Steve Kirschner, a team spokesman, said on Wednesday that he expects Williams to lead practice on Thursday and coach the Tar Heels on Sunday when they play against Pittsburgh at the Smith Center. UNC has an off day Wednesday and Williams told his staff to expect him in the office in the afternoon, Kirschner said.
Williams collapsed amid a vertigo attack with about 14 ½ minutes remaining in the game Tuesday at Boston College. It happened after Williams addressed an official during a timeout. Williams spun around quickly, walked to the UNC bench and slowly collapsed into a seated position.
He slowly walked off of the court under his own power but with assistance and guidance from Doug Halverson, the team’s head athletic trainer. Halverson provided Williams with medicine that Halverson carries specifically for the possibility that Williams might suffer a vertigo attack.

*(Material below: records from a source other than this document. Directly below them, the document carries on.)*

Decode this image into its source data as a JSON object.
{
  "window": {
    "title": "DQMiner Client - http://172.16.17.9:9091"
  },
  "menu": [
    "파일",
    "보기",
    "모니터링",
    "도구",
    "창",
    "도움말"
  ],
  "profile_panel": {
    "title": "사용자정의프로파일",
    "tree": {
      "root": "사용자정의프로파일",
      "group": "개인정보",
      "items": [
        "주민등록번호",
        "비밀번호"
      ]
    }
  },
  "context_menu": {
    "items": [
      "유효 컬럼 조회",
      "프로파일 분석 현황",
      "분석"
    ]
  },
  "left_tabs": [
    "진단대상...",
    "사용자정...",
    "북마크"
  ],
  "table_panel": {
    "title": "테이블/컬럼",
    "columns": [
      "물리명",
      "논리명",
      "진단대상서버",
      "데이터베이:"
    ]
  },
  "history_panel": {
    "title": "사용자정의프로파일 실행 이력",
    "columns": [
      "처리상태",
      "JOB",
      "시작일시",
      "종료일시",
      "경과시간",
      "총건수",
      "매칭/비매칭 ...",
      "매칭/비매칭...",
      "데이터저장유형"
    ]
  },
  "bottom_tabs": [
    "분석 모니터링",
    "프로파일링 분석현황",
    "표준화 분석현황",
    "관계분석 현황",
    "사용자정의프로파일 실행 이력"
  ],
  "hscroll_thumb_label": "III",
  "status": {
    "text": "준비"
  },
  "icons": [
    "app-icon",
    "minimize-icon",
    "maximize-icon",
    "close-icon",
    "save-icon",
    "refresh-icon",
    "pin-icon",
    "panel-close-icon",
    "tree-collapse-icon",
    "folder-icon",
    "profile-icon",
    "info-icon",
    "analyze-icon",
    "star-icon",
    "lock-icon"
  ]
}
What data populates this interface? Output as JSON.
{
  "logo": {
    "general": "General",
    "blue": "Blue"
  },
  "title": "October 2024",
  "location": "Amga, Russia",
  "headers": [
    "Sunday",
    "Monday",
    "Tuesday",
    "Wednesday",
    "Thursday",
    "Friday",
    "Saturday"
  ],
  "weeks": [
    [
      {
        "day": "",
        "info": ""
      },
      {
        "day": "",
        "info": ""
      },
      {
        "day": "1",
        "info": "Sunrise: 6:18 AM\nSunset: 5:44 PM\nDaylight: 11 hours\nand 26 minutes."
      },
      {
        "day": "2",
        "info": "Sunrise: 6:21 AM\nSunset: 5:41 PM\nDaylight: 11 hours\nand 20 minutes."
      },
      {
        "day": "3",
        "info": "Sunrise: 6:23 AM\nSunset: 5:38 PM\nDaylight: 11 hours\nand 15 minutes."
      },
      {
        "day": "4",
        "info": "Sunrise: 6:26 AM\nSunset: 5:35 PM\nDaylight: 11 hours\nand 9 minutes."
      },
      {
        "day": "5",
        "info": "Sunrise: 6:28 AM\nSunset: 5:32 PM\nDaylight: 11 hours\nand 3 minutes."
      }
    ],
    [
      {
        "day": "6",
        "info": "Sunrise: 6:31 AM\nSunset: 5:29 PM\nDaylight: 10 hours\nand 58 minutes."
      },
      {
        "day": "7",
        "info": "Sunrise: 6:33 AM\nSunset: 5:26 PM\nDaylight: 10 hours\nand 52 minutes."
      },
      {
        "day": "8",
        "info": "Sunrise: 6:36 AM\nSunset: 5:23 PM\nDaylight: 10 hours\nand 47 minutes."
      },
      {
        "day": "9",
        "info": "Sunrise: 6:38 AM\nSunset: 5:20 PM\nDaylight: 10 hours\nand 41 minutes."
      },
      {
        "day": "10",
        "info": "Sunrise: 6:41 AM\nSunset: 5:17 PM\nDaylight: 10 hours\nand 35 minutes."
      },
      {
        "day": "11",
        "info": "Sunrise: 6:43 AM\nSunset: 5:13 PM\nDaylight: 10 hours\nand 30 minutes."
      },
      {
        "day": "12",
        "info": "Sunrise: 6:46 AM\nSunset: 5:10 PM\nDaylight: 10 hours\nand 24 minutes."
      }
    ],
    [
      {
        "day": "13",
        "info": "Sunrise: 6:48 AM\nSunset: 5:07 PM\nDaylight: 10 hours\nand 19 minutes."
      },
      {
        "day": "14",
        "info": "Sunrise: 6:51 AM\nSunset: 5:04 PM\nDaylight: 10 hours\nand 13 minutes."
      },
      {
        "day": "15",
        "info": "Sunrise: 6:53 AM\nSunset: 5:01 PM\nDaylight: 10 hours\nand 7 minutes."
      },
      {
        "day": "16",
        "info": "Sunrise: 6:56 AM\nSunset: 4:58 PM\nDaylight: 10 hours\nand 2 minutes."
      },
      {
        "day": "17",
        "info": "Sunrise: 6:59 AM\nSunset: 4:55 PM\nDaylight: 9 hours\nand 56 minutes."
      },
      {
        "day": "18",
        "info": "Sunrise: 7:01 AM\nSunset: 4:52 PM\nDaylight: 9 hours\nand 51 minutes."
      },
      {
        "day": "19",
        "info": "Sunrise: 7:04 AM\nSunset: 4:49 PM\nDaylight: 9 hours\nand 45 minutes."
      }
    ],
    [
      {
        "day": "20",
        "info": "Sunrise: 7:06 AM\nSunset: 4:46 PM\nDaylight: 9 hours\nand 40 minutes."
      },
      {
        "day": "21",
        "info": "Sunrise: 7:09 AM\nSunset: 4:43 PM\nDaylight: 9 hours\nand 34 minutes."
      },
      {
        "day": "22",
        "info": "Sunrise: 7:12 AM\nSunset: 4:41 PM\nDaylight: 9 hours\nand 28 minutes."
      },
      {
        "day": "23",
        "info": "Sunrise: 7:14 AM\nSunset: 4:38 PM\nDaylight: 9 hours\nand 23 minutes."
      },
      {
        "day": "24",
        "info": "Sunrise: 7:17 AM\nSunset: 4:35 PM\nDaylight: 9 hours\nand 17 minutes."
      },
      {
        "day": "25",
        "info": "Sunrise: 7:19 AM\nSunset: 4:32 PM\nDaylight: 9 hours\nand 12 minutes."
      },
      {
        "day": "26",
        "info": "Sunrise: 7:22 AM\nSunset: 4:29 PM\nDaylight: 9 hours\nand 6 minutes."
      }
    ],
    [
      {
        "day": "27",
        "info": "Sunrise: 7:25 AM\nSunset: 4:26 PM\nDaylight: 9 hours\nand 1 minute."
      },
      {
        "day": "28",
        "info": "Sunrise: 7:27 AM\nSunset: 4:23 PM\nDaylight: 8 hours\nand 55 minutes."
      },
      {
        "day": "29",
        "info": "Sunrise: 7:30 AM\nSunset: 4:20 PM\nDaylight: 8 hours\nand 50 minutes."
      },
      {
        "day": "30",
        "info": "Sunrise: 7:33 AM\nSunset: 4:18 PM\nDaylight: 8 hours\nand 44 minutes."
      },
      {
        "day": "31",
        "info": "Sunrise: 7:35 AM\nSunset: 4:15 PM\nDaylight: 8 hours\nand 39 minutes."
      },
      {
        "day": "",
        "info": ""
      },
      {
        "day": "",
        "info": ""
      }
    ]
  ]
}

“I was able to throw up a little bit,” Williams said after the game on Tuesday. “I thought I’d throw up really a lot because that’s usually what happens.”
Williams said he had been diagnosed on three occasions with benign positional vertigo, which can occur when a piece of “bone-like calcium” floats inside the fluid-filled tubes in the inner ear, according to the U.S. National Library of Medicine’s website. Symptoms include a sense of spinning and loss of balance and can be triggered by head movements, according to the site.
Williams has suffered from the attacks for the past 17 or 18 years, he said, but his experience with vertigo-like symptoms goes back even further.
“This is the first time I’ve really had one during a game,” he said.